Prepare for the Lease Inspection

As part of the return process, a leasing company (or a third party inspection company hired by the leasing company) will inspect the car to check for damage. This typically takes place within five days after the vehicle is turned in.

The dealer you leased the car from will typically contact you to schedule the inspection. The inspector can come to your home or workplace, or the inspection can be scheduled at the lease turn-in site.

The inspection itself usually takes an hour or less and will look for things like:

  • Burns, stains, cuts, or tears in the upholstery
  • Dents, scratches, or punctures in the car’s exterior
  • Windshield cracks and broken headlights or taillights
  • Excessive tire wear, gouges, or cuts
  • Broken, cracked, mismatched, or bent wheels
  • Broken or missing parts, such as radio knobs or door handles
  • Aftermarket alterations, such as window tinting or body kits

Before the inspector takes a peek at the vehicle, look for these things yourself or have a mechanic give the car a once over. If there’s any major damage that needs to be repaired, you may want to address it before the inspection by having it repaired by a qualified professional. Otherwise, you could be responsible for excess wear charges from the leasing company.

Make the car look like it just came off the car lot by washing and detailing it and removing any personal belongings before the inspection. You’ll also want to make sure that all of the vehicle’s original accessories and equipment — including floor mats, seat covers, cargo covers, and the owner’s manual — are returned to the car if you’ve removed them for any reason.

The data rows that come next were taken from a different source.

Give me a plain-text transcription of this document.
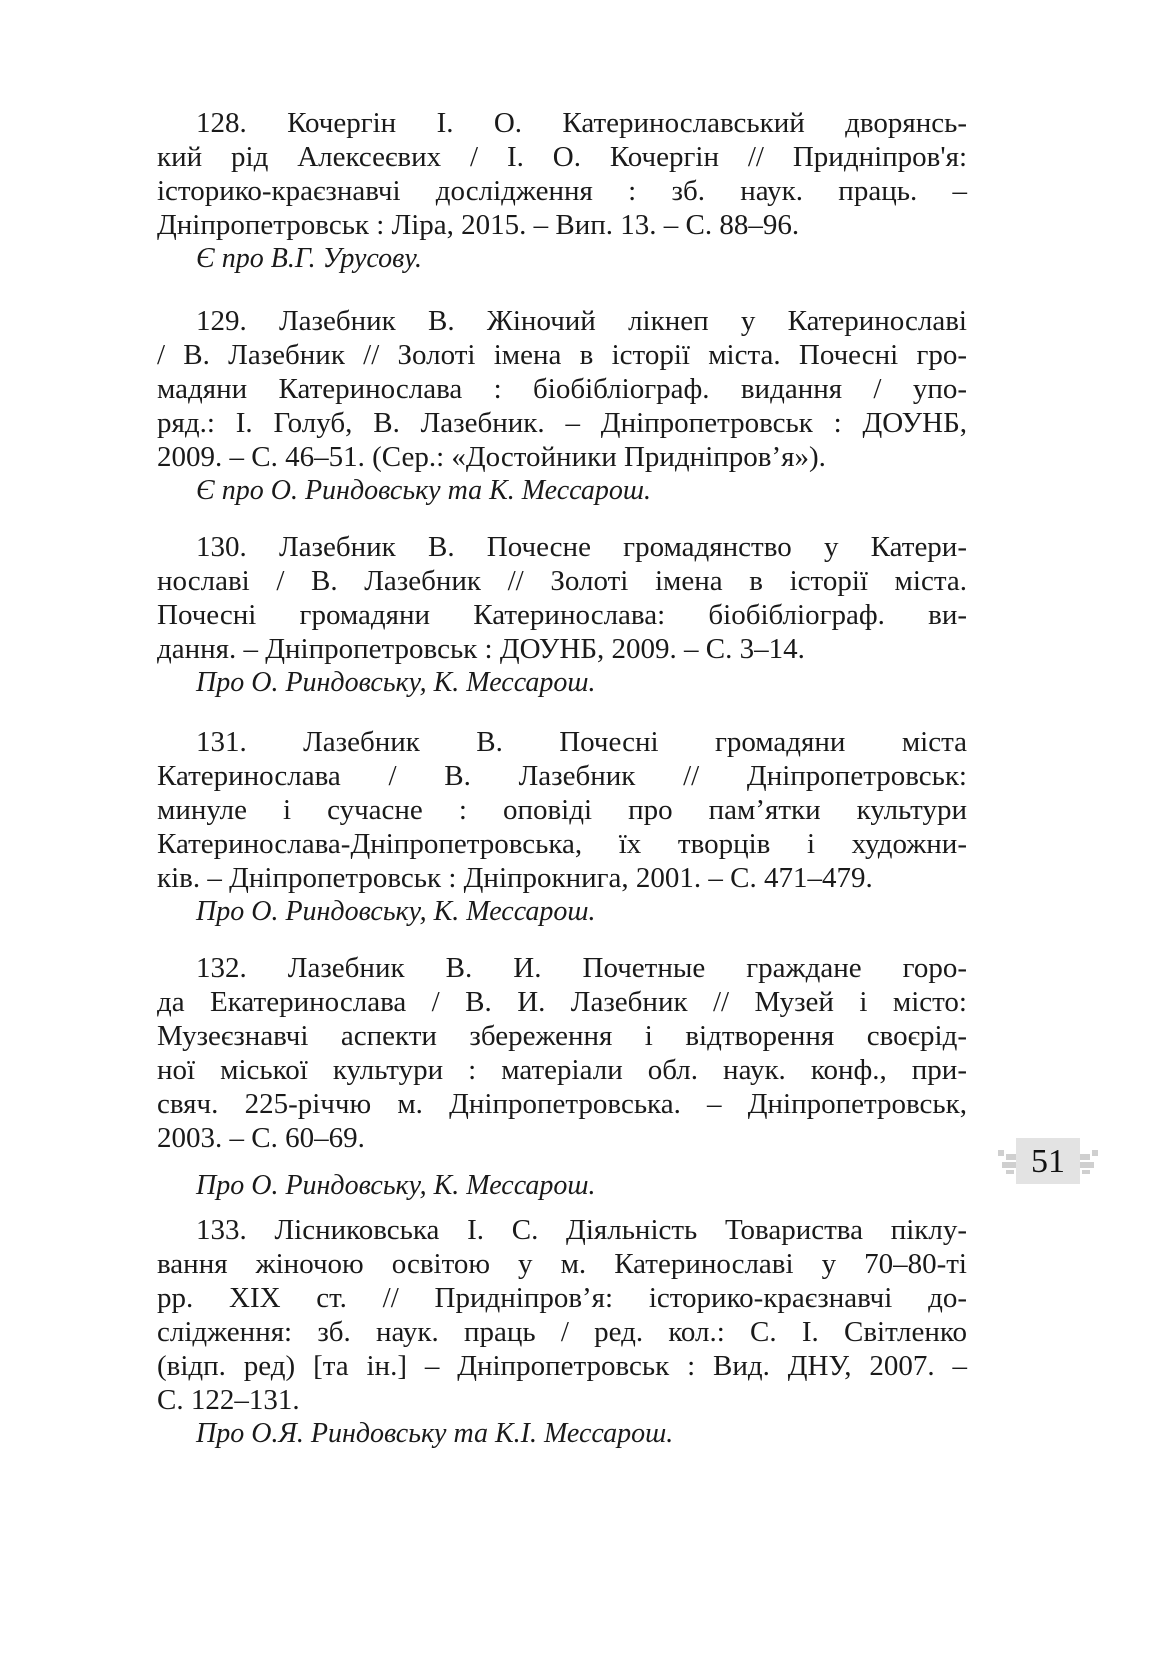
128. Кочергін І. О. Катеринославський дворянсь-
кий рід Алексеєвих / І. О. Кочергін // Придніпров'я:
історико-краєзнавчі дослідження : зб. наук. праць. –
Дніпропетровськ : Ліра, 2015. – Вип. 13. – С. 88–96.
Є про В.Г. Урусову.
129. Лазебник В. Жіночий лікнеп у Катеринославі
/ В. Лазебник // Золоті імена в історії міста. Почесні гро-
мадяни Катеринослава : біобібліограф. видання / упо-
ряд.: І. Голуб, В. Лазебник. – Дніпропетровськ : ДОУНБ,
2009. – С. 46–51. (Сер.: «Достойники Придніпров’я»).
Є про О. Риндовську та К. Мессарош.
130. Лазебник В. Почесне громадянство у Катери-
нославі / В. Лазебник // Золоті імена в історії міста.
Почесні громадяни Катеринослава: біобібліограф. ви-
дання. – Дніпропетровськ : ДОУНБ, 2009. – С. 3–14.
Про О. Риндовську, К. Мессарош.
131. Лазебник В. Почесні громадяни міста
Катеринослава / В. Лазебник // Дніпропетровськ:
минуле і сучасне : оповіді про пам’ятки культури
Катеринослава-Дніпропетровська, їх творців і художни-
ків. – Дніпропетровськ : Дніпрокнига, 2001. – С. 471–479.
Про О. Риндовську, К. Мессарош.
132. Лазебник В. И. Почетные граждане горо-
да Екатеринослава / В. И. Лазебник // Музей і місто:
Музеєзнавчі аспекти збереження і відтворення своєрід-
ної міської культури : матеріали обл. наук. конф., при-
свяч. 225-річчю м. Дніпропетровська. – Дніпропетровськ,
2003. – С. 60–69.
Про О. Риндовську, К. Мессарош.
133. Лісниковська І. С. Діяльність Товариства піклу-
вання жіночою освітою у м. Катеринославі у 70–80-ті
рр. ХІХ ст. // Придніпров’я: історико-краєзнавчі до-
слідження: зб. наук. праць / ред. кол.: С. І. Світленко
(відп. ред) [та ін.] – Дніпропетровськ : Вид. ДНУ, 2007. –
С. 122–131.
Про О.Я. Риндовську та К.І. Мессарош.
51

Add Up the Lease Return Fees

Just because you haven’t racked up any excess mileage or wear fees doesn’t necessarily mean that you can walk away from your current set of wheels without any additional charges.

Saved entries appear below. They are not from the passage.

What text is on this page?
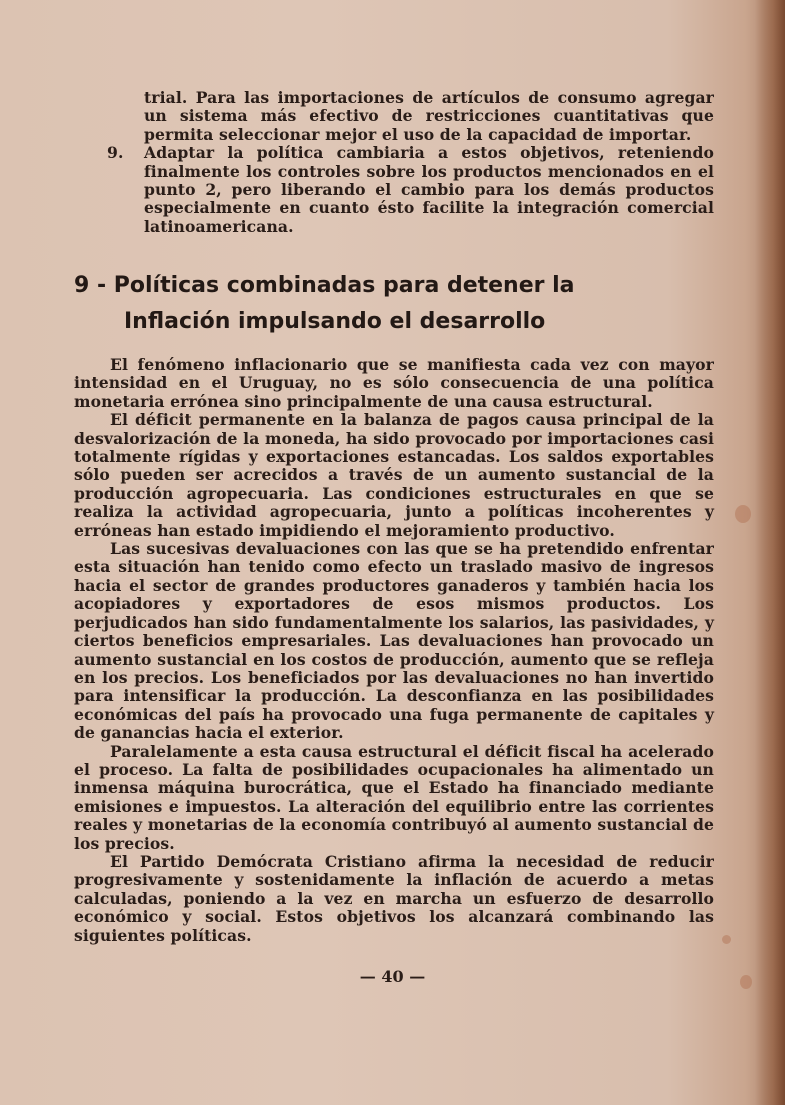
trial. Para las importaciones de artículos de consumo agregar un sistema más efectivo de restricciones cuantitativas que permita seleccionar mejor el uso de la capacidad de importar.

9. Adaptar la política cambiaria a estos objetivos, reteniendo finalmente los controles sobre los productos mencionados en el punto 2, pero liberando el cambio para los demás productos especialmente en cuanto ésto facilite la integración comercial latinoamericana.

9 - Políticas combinadas para detener la
Inflación impulsando el desarrollo

El fenómeno inflacionario que se manifiesta cada vez con mayor intensidad en el Uruguay, no es sólo consecuencia de una política monetaria errónea sino principalmente de una causa estructural.

El déficit permanente en la balanza de pagos causa principal de la desvalorización de la moneda, ha sido provocado por importaciones casi totalmente rígidas y exportaciones estancadas. Los saldos exportables sólo pueden ser acrecidos a través de un aumento sustancial de la producción agropecuaria. Las condiciones estructurales en que se realiza la actividad agropecuaria, junto a políticas incoherentes y erróneas han estado impidiendo el mejoramiento productivo.

Las sucesivas devaluaciones con las que se ha pretendido enfrentar esta situación han tenido como efecto un traslado masivo de ingresos hacia el sector de grandes productores ganaderos y también hacia los acopiadores y exportadores de esos mismos productos. Los perjudicados han sido fundamentalmente los salarios, las pasividades, y ciertos beneficios empresariales. Las devaluaciones han provocado un aumento sustancial en los costos de producción, aumento que se refleja en los precios. Los beneficiados por las devaluaciones no han invertido para intensificar la producción. La desconfianza en las posibilidades económicas del país ha provocado una fuga permanente de capitales y de ganancias hacia el exterior.

Paralelamente a esta causa estructural el déficit fiscal ha acelerado el proceso. La falta de posibilidades ocupacionales ha alimentado un inmensa máquina burocrática, que el Estado ha financiado mediante emisiones e impuestos. La alteración del equilibrio entre las corrientes reales y monetarias de la economía contribuyó al aumento sustancial de los precios.

El Partido Demócrata Cristiano afirma la necesidad de reducir progresivamente y sostenidamente la inflación de acuerdo a metas calculadas, poniendo a la vez en marcha un esfuerzo de desarrollo económico y social. Estos objetivos los alcanzará combinando las siguientes políticas.

— 40 —
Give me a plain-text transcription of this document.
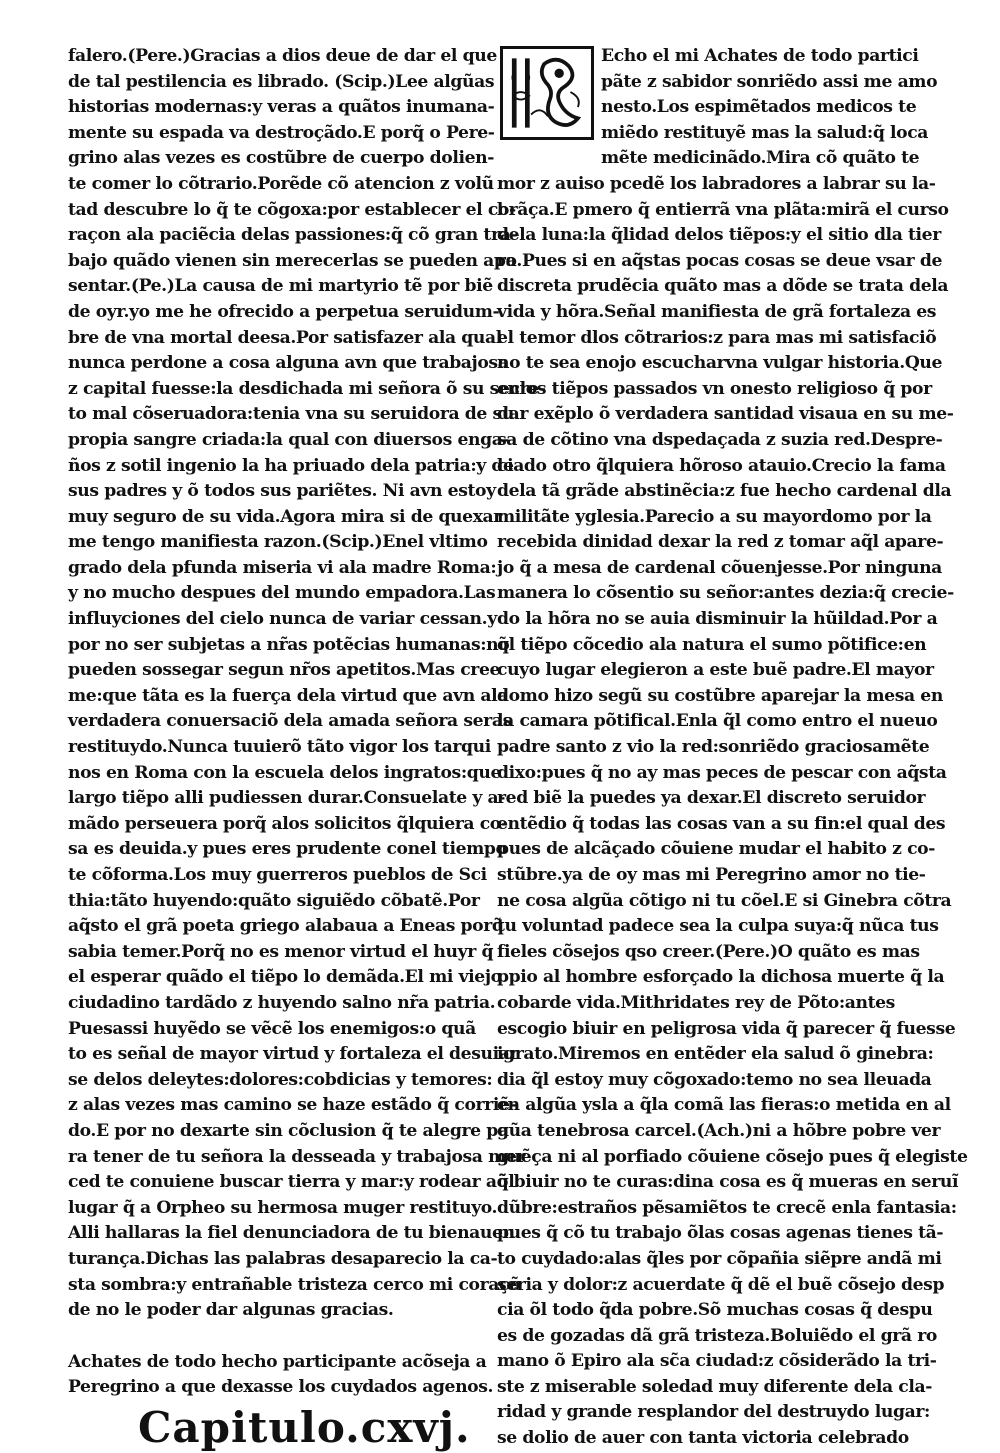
falero.(Pere.)Gracias a dios deue de dar el que
de tal pestilencia es librado. (Scip.)Lee algũas
historias modernas:y veras a quãtos inumana-
mente su espada va destroçãdo.E porq̃ o Pere-
grino alas vezes es costũbre de cuerpo dolien-
te comer lo cõtrario.Porẽde cõ atencion z volũ
tad descubre lo q̃ te cõgoxa:por establecer el co-
raçon ala paciẽcia delas passiones:q̃ cõ gran tra-
bajo quãdo vienen sin merecerlas se pueden apo
sentar.(Pe.)La causa de mi martyrio tẽ por biẽ
de oyr.yo me he ofrecido a perpetua seruidum-
bre de vna mortal deesa.Por satisfazer ala qual
nunca perdone a cosa alguna avn que trabajosa
z capital fuesse:la desdichada mi señora õ su secre-
to mal cõseruadora:tenia vna su seruidora de su
propia sangre criada:la qual con diuersos enga-
ños z sotil ingenio la ha priuado dela patria:y de
sus padres y õ todos sus pariẽtes. Ni avn estoy
muy seguro de su vida.Agora mira si de quexar
me tengo manifiesta razon.(Scip.)Enel vltimo
grado dela pfunda miseria vi ala madre Roma:
y no mucho despues del mundo empadora.Las
influyciones del cielo nunca de variar cessan.y
por no ser subjetas a nr̃as potẽcias humanas:no
pueden sossegar segun nr̃os apetitos.Mas cree
me:que tãta es la fuerça dela virtud que avn ala
verdadera conuersaciõ dela amada señora seras
restituydo.Nunca tuuierõ tãto vigor los tarqui
nos en Roma con la escuela delos ingratos:que
largo tiẽpo alli pudiessen durar.Consuelate y a-
mãdo perseuera porq̃ alos solicitos q̃lquiera co-
sa es deuida.y pues eres prudente conel tiempo
te cõforma.Los muy guerreros pueblos de Sci
thia:tãto huyendo:quãto siguiẽdo cõbatẽ.Por
aq̃sto el grã poeta griego alabaua a Eneas porq̃
sabia temer.Porq̃ no es menor virtud el huyr q̃
el esperar quãdo el tiẽpo lo demãda.El mi viejo
ciudadino tardãdo z huyendo salno nr̃a patria.
Puesassi huyẽdo se vẽcẽ los enemigos:o quã
to es señal de mayor virtud y fortaleza el desuiar
se delos deleytes:dolores:cobdicias y temores:
z alas vezes mas camino se haze estãdo q̃ corriẽ-
do.E por no dexarte sin cõclusion q̃ te alegre pa
ra tener de tu señora la desseada y trabajosa mer
ced te conuiene buscar tierra y mar:y rodear aq̃l
lugar q̃ a Orpheo su hermosa muger restituyo.
Alli hallaras la fiel denunciadora de tu bienauen
turança.Dichas las palabras desaparecio la ca-
sta sombra:y entrañable tristeza cerco mi coraçõ
de no le poder dar algunas gracias.
Achates de todo hecho participante acõseja a
Peregrino a que dexasse los cuydados agenos.
Capitulo.cxvj.
Echo el mi Achates de todo partici
pãte z sabidor sonriẽdo assi me amo
nesto.Los espimẽtados medicos te
miẽdo restituyẽ mas la salud:q̃ loca
mẽte medicinãdo.Mira cõ quãto te
mor z auiso pcedẽ los labradores a labrar su la-
brãça.E pmero q̃ entierrã vna plãta:mirã el curso
dela luna:la q̃lidad delos tiẽpos:y el sitio dla tier
ra.Pues si en aq̃stas pocas cosas se deue vsar de
discreta prudẽcia quãto mas a dõde se trata dela
vida y hõra.Señal manifiesta de grã fortaleza es
el temor dlos cõtrarios:z para mas mi satisfaciõ
no te sea enojo escucharvna vulgar historia.Que
enlos tiẽpos passados vn onesto religioso q̃ por
dar exẽplo õ verdadera santidad visaua en su me-
sa de cõtino vna dspedaçada z suzia red.Despre-
ciado otro q̃lquiera hõroso atauio.Crecio la fama
dela tã grãde abstinẽcia:z fue hecho cardenal dla
militãte yglesia.Parecio a su mayordomo por la
recebida dinidad dexar la red z tomar aq̃l apare-
jo q̃ a mesa de cardenal cõuenjesse.Por ninguna
manera lo cõsentio su señor:antes dezia:q̃ crecie-
do la hõra no se auia disminuir la hũildad.Por a
q̃l tiẽpo cõcedio ala natura el sumo põtifice:en
cuyo lugar elegieron a este buẽ padre.El mayor
domo hizo segũ su costũbre aparejar la mesa en
la camara põtifical.Enla q̃l como entro el nueuo
padre santo z vio la red:sonriẽdo graciosamẽte
dixo:pues q̃ no ay mas peces de pescar con aq̃sta
red biẽ la puedes ya dexar.El discreto seruidor
entẽdio q̃ todas las cosas van a su fin:el qual des
pues de alcãçado cõuiene mudar el habito z co-
stũbre.ya de oy mas mi Peregrino amor no tie-
ne cosa algũa cõtigo ni tu cõel.E si Ginebra cõtra
tu voluntad padece sea la culpa suya:q̃ nũca tus
fieles cõsejos qso creer.(Pere.)O quãto es mas
ppio al hombre esforçado la dichosa muerte q̃ la
cobarde vida.Mithridates rey de Põto:antes
escogio biuir en peligrosa vida q̃ parecer q̃ fuesse
igrato.Miremos en entẽder ela salud õ ginebra:
dia q̃l estoy muy cõgoxado:temo no sea lleuada
en algũa ysla a q̃la comã las fieras:o metida en al
gũa tenebrosa carcel.(Ach.)ni a hõbre pobre ver
guẽça ni al porfiado cõuiene cõsejo pues q̃ elegiste
õ biuir no te curas:dina cosa es q̃ mueras en seruĩ
dũbre:estraños pẽsamiẽtos te crecẽ enla fantasia:
pues q̃ cõ tu trabajo õlas cosas agenas tienes tã-
to cuydado:alas q̃les por cõpañia siẽpre andã mi
seria y dolor:z acuerdate q̃ dẽ el buẽ cõsejo desp
cia õl todo q̃da pobre.Sõ muchas cosas q̃ despu
es de gozadas dã grã tristeza.Boluiẽdo el grã ro
mano õ Epiro ala sc̃a ciudad:z cõsiderãdo la tri-
ste z miserable soledad muy diferente dela cla-
ridad y grande resplandor del destruydo lugar:
se dolio de auer con tanta victoria celebrado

At the end of a lease, you’ll be responsible for paying a disposition fee. This charge is levied by the leasing company or dealer to take the car back and the actual dollar amount should be spelled out in your lease agreement.

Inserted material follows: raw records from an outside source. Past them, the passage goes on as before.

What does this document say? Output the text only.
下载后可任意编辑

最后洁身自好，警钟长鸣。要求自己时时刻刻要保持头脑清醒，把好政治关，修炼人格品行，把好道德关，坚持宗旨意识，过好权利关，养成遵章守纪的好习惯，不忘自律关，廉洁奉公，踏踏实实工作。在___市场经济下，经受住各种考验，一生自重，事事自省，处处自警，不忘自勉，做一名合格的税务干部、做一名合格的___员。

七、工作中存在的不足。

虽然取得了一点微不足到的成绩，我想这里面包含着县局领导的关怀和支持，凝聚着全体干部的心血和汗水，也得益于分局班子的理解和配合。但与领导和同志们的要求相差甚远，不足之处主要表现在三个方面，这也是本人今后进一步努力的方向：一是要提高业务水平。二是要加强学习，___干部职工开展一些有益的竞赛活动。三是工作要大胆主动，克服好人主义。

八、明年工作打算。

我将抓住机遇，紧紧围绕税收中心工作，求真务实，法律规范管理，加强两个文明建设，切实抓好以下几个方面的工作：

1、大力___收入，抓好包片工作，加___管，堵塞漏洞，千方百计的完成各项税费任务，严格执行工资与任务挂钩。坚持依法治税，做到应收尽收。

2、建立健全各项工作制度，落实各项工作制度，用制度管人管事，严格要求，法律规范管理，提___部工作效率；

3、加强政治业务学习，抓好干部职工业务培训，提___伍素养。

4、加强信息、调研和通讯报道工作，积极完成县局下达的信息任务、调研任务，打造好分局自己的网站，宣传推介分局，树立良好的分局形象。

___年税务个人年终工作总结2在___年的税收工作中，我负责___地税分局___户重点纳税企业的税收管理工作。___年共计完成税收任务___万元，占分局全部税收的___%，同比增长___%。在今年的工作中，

Another expense to keep in mind is a late fee. The reason for this charge is self-explanatory: If you don’t return the vehicle by the lease expiration date, you could get hit with this penalty. Some leasing companies offer a grace period of a few days, but to be safe, you should turn the car in on or before the lease end date to avoid this fee.

Consider Your Future

When your lease term is winding down, you typically have four options:

  • Extend the lease
  • Return the vehicle and lease a new one
  • Buy the vehicle outright
  • Buy another car (new or used)

Continuing your lease may be the simplest option if you must have a car but aren’t ready to go through the lease end process. A dealer may only agree to a short-term extension of up to six months, so you shouldn’t view this as a long-term solution.

Turning the vehicle in and leasing a new one can be a smooth transition. You’ll have to sign a new agreement with the dealer and if the terms are similar to your previous agreement, you might not experience a significant increase to your monthly payments.

Buying your existing leased vehicle is also something to consider if you want to drive it longer. Your lease agreement should spell out the purchase price for the car, but take note: You’ll want to compare that price against the vehicle’s resale value to make sure you’re not paying more than what it’s worth.

It’s also smart to compare the cost of owning versus leasing. If you’re taking out a loan to buy the car from the leasing company, will the monthly payment be higher or lower than your lease payment? Will you be responsible for paying property taxes on the car? Don’t forget to think about the costs associated with maintenance, upkeep, and repairs.

Review the Fine Print

Read your agreement so you’re not surprised at the last minute by any of its terms and talk to your dealer or leasing company about the timeline of your lease’s final days.

The end of your lease doesn’t have to be a painful — or costly — breakup. If you’re prepared, you’re more likely to end up on the road to happiness, driving either your current set of wheels, or a new set for a similar price.